Simon Norfolk was born in Lagos and now lives in London. From 1990 to 1994 he was the staff photographer for Living Marxism, for whom he covered issues such as the British National Party, Northern Ireland, the Poll Tax, Eastern Europe at the fall of the Berlin Wall and the Gulf War. He abandoned photo-journalism in 1994 for a landscape-based practice around sites of conflict, war and genocide, a project that is ongoing. Now he shows us his Afghanistan images. Not only is Norfolk out there, but he's out there with a very good, but very technical and less convenient, old style 5x4 camera. It's slow shutter speed and larger format allow for epic quality, and the sense that we are looking beyond the present moment and through the depths of time. We owe Norfolk a lot for bringing us the images we need inorder to begin to understand our situation. The beauty of the images belies the ongoing human tragedy they represent.

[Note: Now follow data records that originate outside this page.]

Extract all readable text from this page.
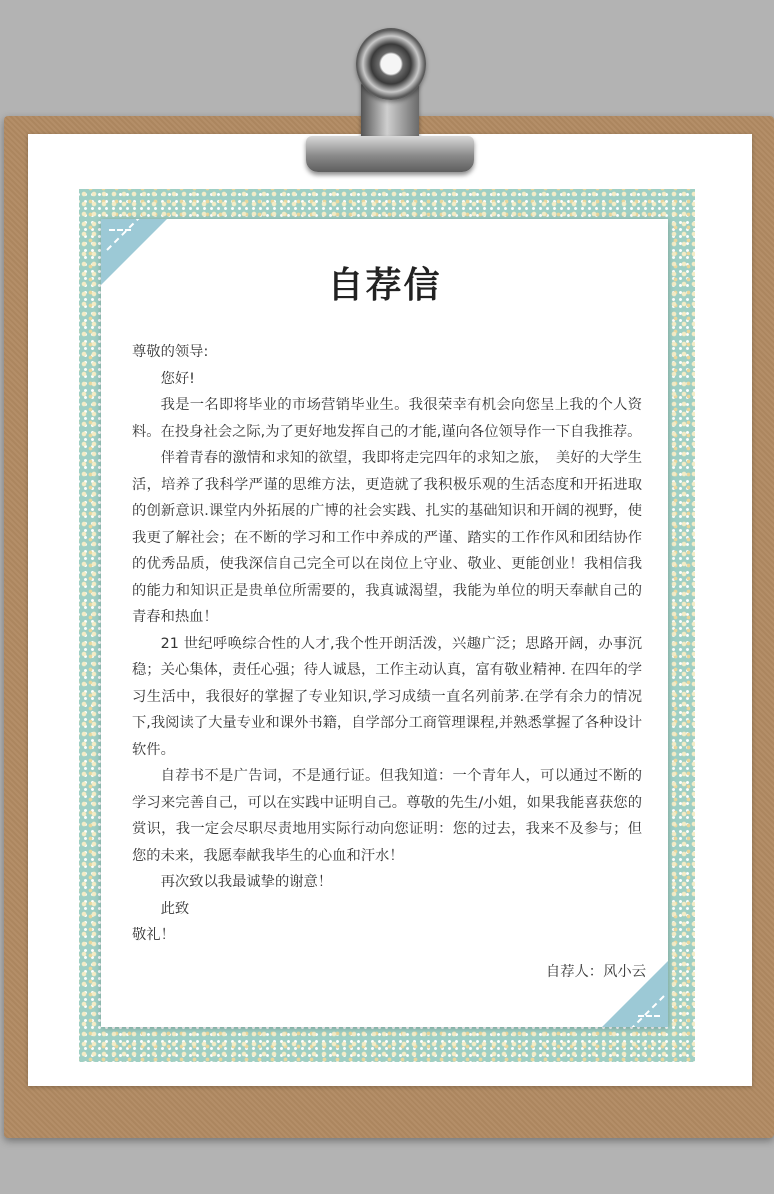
自荐信

尊敬的领导:

您好!

我是一名即将毕业的市场营销毕业生。我很荣幸有机会向您呈上我的个人资料。在投身社会之际,为了更好地发挥自己的才能,谨向各位领导作一下自我推荐。

伴着青春的激情和求知的欲望，我即将走完四年的求知之旅，　美好的大学生活，培养了我科学严谨的思维方法，更造就了我积极乐观的生活态度和开拓进取的创新意识.课堂内外拓展的广博的社会实践、扎实的基础知识和开阔的视野，使我更了解社会；在不断的学习和工作中养成的严谨、踏实的工作作风和团结协作的优秀品质，使我深信自己完全可以在岗位上守业、敬业、更能创业！我相信我的能力和知识正是贵单位所需要的，我真诚渴望，我能为单位的明天奉献自己的青春和热血！

21 世纪呼唤综合性的人才,我个性开朗活泼，兴趣广泛；思路开阔，办事沉稳；关心集体，责任心强；待人诚恳，工作主动认真，富有敬业精神. 在四年的学习生活中，我很好的掌握了专业知识,学习成绩一直名列前茅.在学有余力的情况下,我阅读了大量专业和课外书籍，自学部分工商管理课程,并熟悉掌握了各种设计软件。

自荐书不是广告词，不是通行证。但我知道：一个青年人，可以通过不断的学习来完善自己，可以在实践中证明自己。尊敬的先生/小姐，如果我能喜获您的赏识，我一定会尽职尽责地用实际行动向您证明：您的过去，我来不及参与；但您的未来，我愿奉献我毕生的心血和汗水！

再次致以我最诚挚的谢意！

此致

敬礼！

自荐人：风小云
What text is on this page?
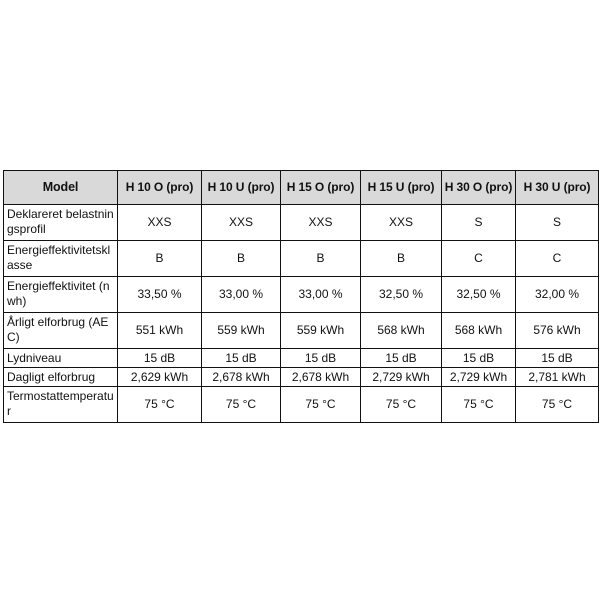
Model	H 10 O (pro)	H 10 U (pro)	H 15 O (pro)	H 15 U (pro)	H 30 O (pro)	H 30 U (pro)
Deklareret belastningsprofil	XXS	XXS	XXS	XXS	S	S
Energieffektivitetsklasse	B	B	B	B	C	C
Energieffektivitet (nwh)	33,50 %	33,00 %	33,00 %	32,50 %	32,50 %	32,00 %
Årligt elforbrug (AEC)	551 kWh	559 kWh	559 kWh	568 kWh	568 kWh	576 kWh
Lydniveau	15 dB	15 dB	15 dB	15 dB	15 dB	15 dB
Dagligt elforbrug	2,629 kWh	2,678 kWh	2,678 kWh	2,729 kWh	2,729 kWh	2,781 kWh
Termostattemperatur	75 °C	75 °C	75 °C	75 °C	75 °C	75 °C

The Dutch photographer Bertien van Manen, show's in this exhibition her powerful series of images made in China from 1997- 2000, entitled East Wind West Wind. As a Western photographer, her work represents a view from the outside looking in, yet unlike photo-journalism, her images reveal a rare intimacy, opening a door onto a domestic reality usually hidden from the eyes of outsiders. In these images we see young women out clubbing, youth culture, family meals, and images of soldiers from the inside of a taxi. Avoiding stereotypical views of mass gatherings or staged events, her story offers glimpses into the everyday lives and experiences of the people she has encountered. Her approach is not to construct the Chinese as 'other' by exoticising her subjects. Instead, she portrays them as she would portray her Dutch friends and family. Also available for viewing is her book, A Hundred Summers A Hundred Winters, which has dealt with the collapse of the communist state.
Juergen Teller, is known as one of the most influential fashion photographers of the last fifteen years, and the winner of this year's Citibank Photography Prize. He did his first shoots for magazines like The Face and ID in 1986 knowing almost nothing about the world of fashion. The editors were looking for a streetwise approach to counter the gloss of their upmarket rivals. Teller has always insisted on creative freedom in his commercial work. His new collection of non-commercial work made over the last few years, Marchenstuberl, makes no distinction between images of his private life, and images of the famous. In terms of style, not much separates images of his wife and daughter visiting a farm, from his images of Kate Moss naked and heavily pregnant in the south of France. His shot of Bjork and her son, taken ten years ago, is the most incredible portrayal of 'the mother and child' that I have ever seen. His picture entitled My Mother, Father and Me, Bubenreuth, Germany, 1998, takes a second to realise. It's quiet, touching and powerful, and deserves a moment of silent admiration.
All four artists deserve a place in the diverse and wonderful history
of photography. It is work like this which will inform and change public
knowledge and opinion, therefore contributing to our overall perception
of ourselves and our fellow human beings all over the world.